Search quality approach

This document describes Meta's approach to search quality for Meta Content Library and API.

Definitions

Entities Objects in the social graph returned by Meta Content Library and Meta Content Library API which generate or contain content and are associated with a unique ID in internal systems. Includes Facebook Pages, groups, events and posts, as well as Instagram accounts and posts.
Content Text and other data associated with entities, returned as fields in Meta Content Library and API.
Eligible / Visible Entities or content permitted to be returned in Meta Content Library and API which meet privacy commitments and legal requirements. See Frequently asked questions for details.
Endpoint Meta Content Library or API endpoint corresponding to a specific type of entity.

Search overview

Queries in Meta Content Library and API are powered by a version of Facebook’s search engine infrastructure, which relies on a combination of indexing and ranking to return relevant entities. The retrieval function combines matched and ranked IDs from a query using the same distributed memory caching layer which serves live platform content. This ensures that results represent the most current state of content on the platform and meet privacy-preserving visibility criteria (see Frequently asked questions for details).

As content is created or modified on Meta platforms, associated entities are registered to a search index built from individual words extracted from text fields as tokens. Tokenization generally isolates words separated by spaces or punctuation ( ?@$%^*()+=~[{}];:"<>|. ), with some URL normalization and locale-specific adjustments for non-English languages. Tokenization is exact, in that it does not introduce additional word variants ("cats" will not be tokenized to "cat"). Direct mentions of users or other platform entities (via @) are not tokenized and are scrubbed from returned text fields, and are thus not searchable.

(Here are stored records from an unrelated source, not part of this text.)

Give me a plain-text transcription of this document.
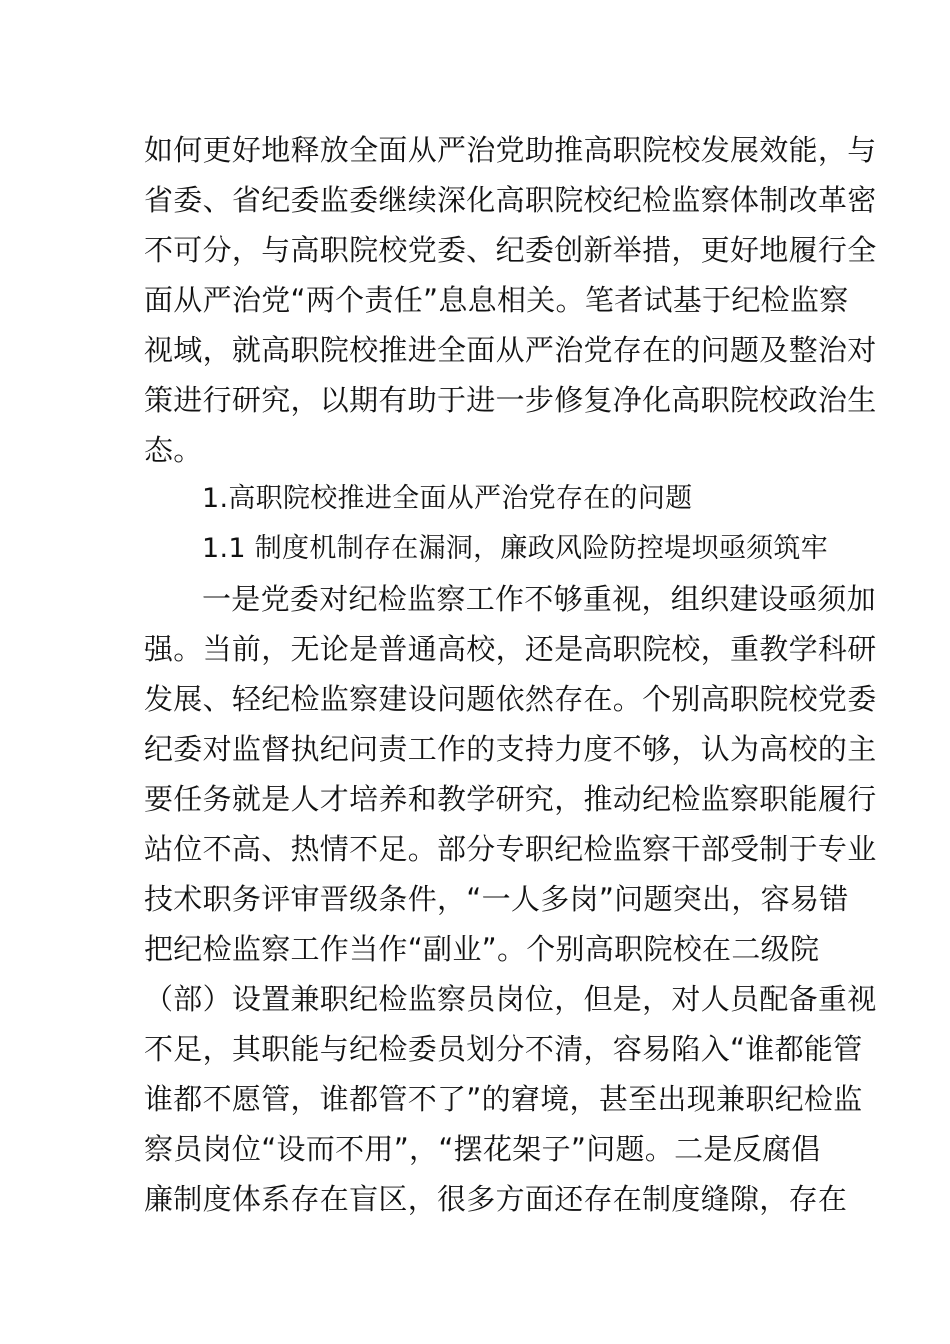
如何更好地释放全面从严治党助推高职院校发展效能，与
省委、省纪委监委继续深化高职院校纪检监察体制改革密
不可分，与高职院校党委、纪委创新举措，更好地履行全
面从严治党“两个责任”息息相关。笔者试基于纪检监察
视域，就高职院校推进全面从严治党存在的问题及整治对
策进行研究，以期有助于进一步修复净化高职院校政治生
态。
1.高职院校推进全面从严治党存在的问题
1.1 制度机制存在漏洞，廉政风险防控堤坝亟须筑牢
一是党委对纪检监察工作不够重视，组织建设亟须加
强。当前，无论是普通高校，还是高职院校，重教学科研
发展、轻纪检监察建设问题依然存在。个别高职院校党委
纪委对监督执纪问责工作的支持力度不够，认为高校的主
要任务就是人才培养和教学研究，推动纪检监察职能履行
站位不高、热情不足。部分专职纪检监察干部受制于专业
技术职务评审晋级条件，“一人多岗”问题突出，容易错
把纪检监察工作当作“副业”。个别高职院校在二级院
（部）设置兼职纪检监察员岗位，但是，对人员配备重视
不足，其职能与纪检委员划分不清，容易陷入“谁都能管
谁都不愿管，谁都管不了”的窘境，甚至出现兼职纪检监
察员岗位“设而不用”，“摆花架子”问题。二是反腐倡
廉制度体系存在盲区，很多方面还存在制度缝隙，存在
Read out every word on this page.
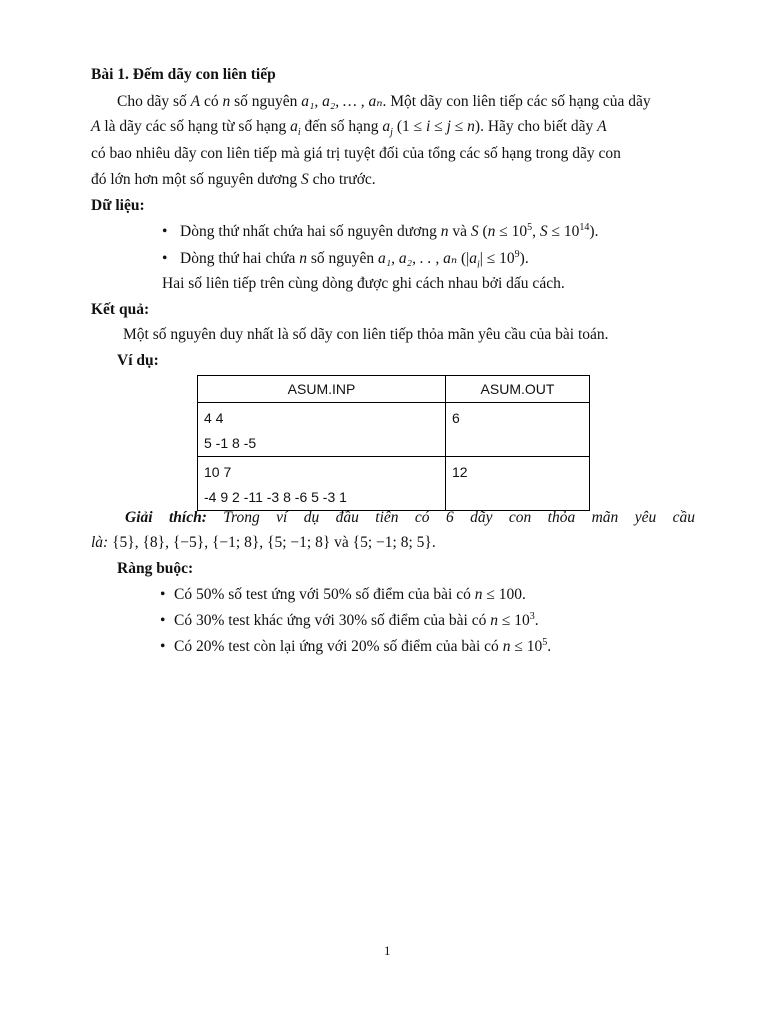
Bài 1. Đếm dãy con liên tiếp
Cho dãy số A có n số nguyên a₁, a₂, … , aₙ. Một dãy con liên tiếp các số hạng của dãy
A là dãy các số hạng từ số hạng $a_i$ đến số hạng $a_j$ (1 ≤ i ≤ j ≤ n). Hãy cho biết dãy A
có bao nhiêu dãy con liên tiếp mà giá trị tuyệt đối của tổng các số hạng trong dãy con
đó lớn hơn một số nguyên dương S cho trước.
Dữ liệu:
• Dòng thứ nhất chứa hai số nguyên dương n và S ($n \le 10^5$, $S \le 10^{14}$).
• Dòng thứ hai chứa n số nguyên a₁, a₂, . . , aₙ $(|a_i| \le 10^9)$.
Hai số liên tiếp trên cùng dòng được ghi cách nhau bởi dấu cách.
Kết quả:
Một số nguyên duy nhất là số dãy con liên tiếp thỏa mãn yêu cầu của bài toán.
Ví dụ:
ASUM.INP	ASUM.OUT

4 4
5 -1 8 -5	6

10 7
-4 9 2 -11 -3 8 -6 5 -3 1	12
Giải thích: Trong ví dụ đầu tiên có 6 dãy con thỏa mãn yêu cầu
là: {5}, {8}, {−5}, {−1; 8}, {5; −1; 8} và {5; −1; 8; 5}.
Ràng buộc:
• Có 50% số test ứng với 50% số điểm của bài có n ≤ 100.
• Có 30% test khác ứng với 30% số điểm của bài có $n \le 10^3$.
• Có 20% test còn lại ứng với 20% số điểm của bài có $n \le 10^5$.
1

At query time, relevant content is identified by exact matching between tokens and individual search terms. Candidate matches are then subject to additional filtering via Boolean query logic (see Advanced search guidelines) and other selected filters. Matching is performed independently by word in a query, meaning that searching by phrase is not supported (queries “All for one” and “One for all” are equivalent).

Initial testing

We expect our methodology to measure search quality to evolve over time. Here we outline a set of initial tests of search quality in the Meta Content Library and API. The systems which underlie search are complex and the data models as well as privacy rules which determine content visibility evolve over time, meaning that quality regressions can occur. Furthermore, as we develop the product, we welcome feedback about bugs or unexpected behavior from the user community. See Appendix on this page for details on reporting issues.

Methods

Initial test queries

We generated test search results for each endpoint (Facebook Pages, groups, events, and posts, and Instagram business and creator accounts, and posts) using a sample of 130 terms chosen to span a breadth of set size (for example, obscure words such as stopthesteal and common words such as spray), polarization (for example, neutral words such as sugar and socially charged words such as transphobic), as well as most queried keywords by researchers in Meta platforms. These initial test queries consisted of single terms all in English without non-Latin characters or any symbols (for example ‘, #, $ or @). Additional query parameters for each endpoint are listed in Test search scope for endpoints. Test queries resulting in > 100,000 results were excluded from further analysis.

Validation data

Lists of expected entities for test queries were generated from regex-based full-text searches on a SQL-like database backend. Tables in this database are built from periodic snapshots of logged platform content and thus are known to differ slightly from what is available in Meta Content Library and API at search time due to time lags and incomplete visibility filters. This dataset thus constitutes a secondary validation channel rather than source of truth and regressions in quality metrics may be a composite of both true indexing errors and/or measurement noise. See Caveats and known limitations.

Recall

In principle, entities should be returned when (a) there is an exact match with search term(s), (b) the content is eligible to be retrieved, and (c) the total corpus of matching results does not exceed the technical query limit of 100,000 results.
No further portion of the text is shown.